Kraftwerke und Fabriken müssen zwischen 2021 und 2030 außerdem ihren CO2-Ausstoß EU-weit um 2,2 Prozent pro Jahr absenken - zuvor waren nur 1,74 Prozent geplant. Durch die Reform könnte der Preis für eine Tonne CO2 nach unterschiedlichen Schätzungen bei bis zu 25 Euro landen. Sprich: Die neuen Regeln könnten das System langsam in Richtung Wirksamkeit bringen, reichen aber wohl immer noch nicht aus.

Die aktuelle Preissteigerung hat nicht direkt etwas mit der Reform zu tun, die erst 2021 in Kraft treten soll. Das aktuelle Hoch sei eher dem »Wettbüro« an der Börse geschuldet, nicht einer bereits eingeleiteten nachhaltigen Trendwende, meint etwa der Umweltökonom Felix Mat-thes vom Öko-Institut.

Der Emissionshandel als Marktinstrument lässt Raum für Spekulationen mit den Aktien: Unternehmen versuchen sie zu kaufen, wenn sie möglichst günstig sind, teilweise sogar, zu viel erworbene Zertifikate zu teureren Zeiten wieder loszuwerden. Da eine gewisse Preissteigerung abzusehen ist, wird jetzt noch schnell verstärkt gekauft. Auch dass die Wirtschaft in der Eurozone zuletzt wieder stärker wächst, dürfte sich auf die Nachfrage auswirken.

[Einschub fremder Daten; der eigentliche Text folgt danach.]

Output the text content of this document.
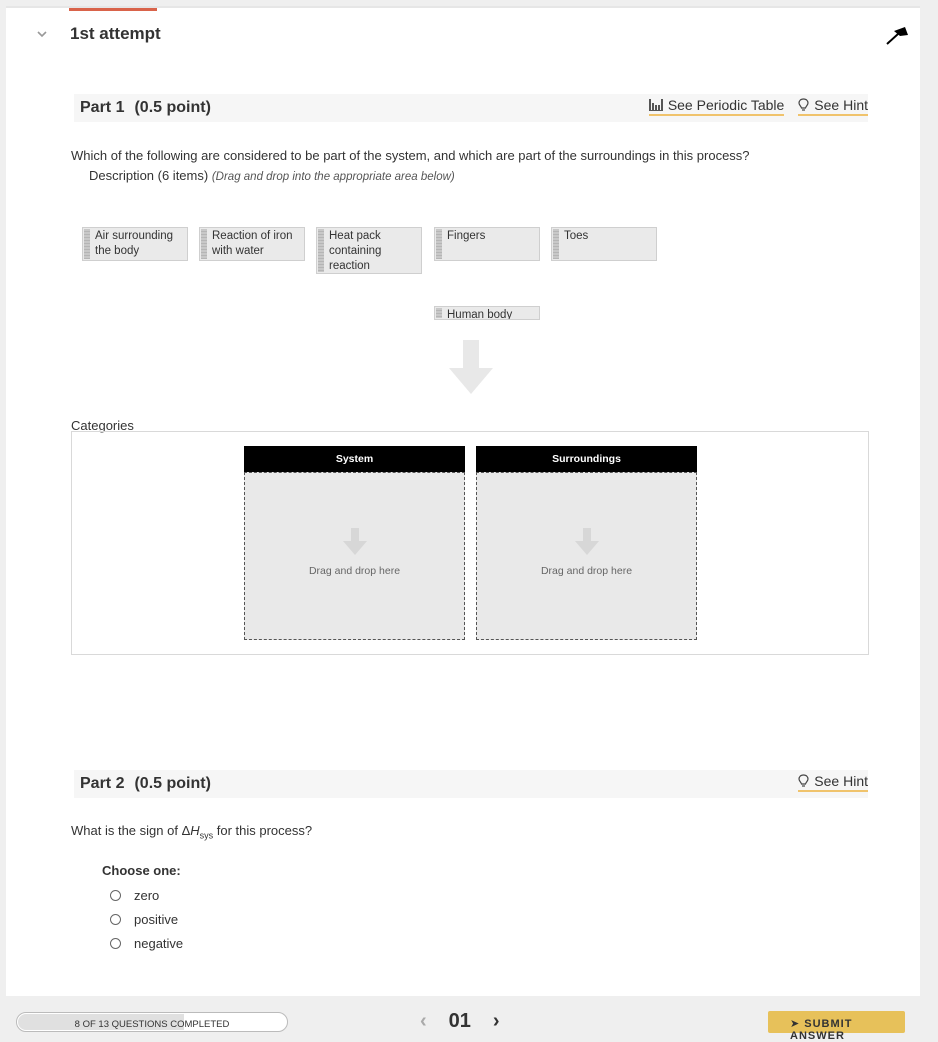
1st attempt
Part 1 (0.5 point)	See Periodic Table See Hint
Which of the following are considered to be part of the system, and which are part of the surroundings in this process?
Description (6 items) (Drag and drop into the appropriate area below)
Air surrounding the body
Reaction of iron with water
Heat pack containing reaction
Fingers	Toes
Human body
Categories
System
Drag and drop here
Surroundings
Drag and drop here
Part 2 (0.5 point)	See Hint
What is the sign of $\Delta H_{sys}$ for this process?
Choose one:
zero
positive
negative
8 OF 13 QUESTIONS COMPLETED	‹ 01 ›	➤ SUBMIT ANSWER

Das Brüsseler Thinktank Carbon Market Watch geht davon aus, dass der Emissionshandel auch künftig nur richtig wirken kann, wenn Staaten unabhängig von der EU tätig werden - etwa indem sie einen eigenen CO2-Mindestpreis einführen. Auch Matthes hält einen solchen für überfällig. Dabei sollten dem Experten zufolge möglichst viele gleichgesinnte EU-Ländern an einem Strang ziehen. Der Experte denkt als Kerngruppe an Deutschland, Frankreich, Österreich, Dänemark und die Benelux-Staaten.

Frankreichs Präsident Emmanuel Macron wirbt seit Amtsantritt für einen solchen Mindestpreis. Großbritannien erhebt schon seit 2013 einen eigenen CO2-Preis - mit Erfolg. Im April 2015 hatte die britische Regierung noch mal nachgelegt: Seitdem kostet der Ausstoß einer Tonne CO2 für Kraftwerksbeitreiber in Großbritannien etwa 25 Euro. Der Betrag setzt sich zusammen aus dem regulären Zertifikatepreis im EU-Handel sowie einem gesetzlichen Sockel von umgerechnet etwa 20 Euro.

Die Maßnahme schlägt sich in der Klimabilanz Großbritanniens nieder: Während die Bundesregierung aus Union und SPD in ihrem Koalitionsvertrag das Klimaziel für 2020, das eine Minderung der Emissionen um 40 Prozent gegenüber 1990 vorsieht, für nicht mehr erreichbar erklärt, haben die Briten im vergangenen Jahr bereits 38 Prozent erreicht.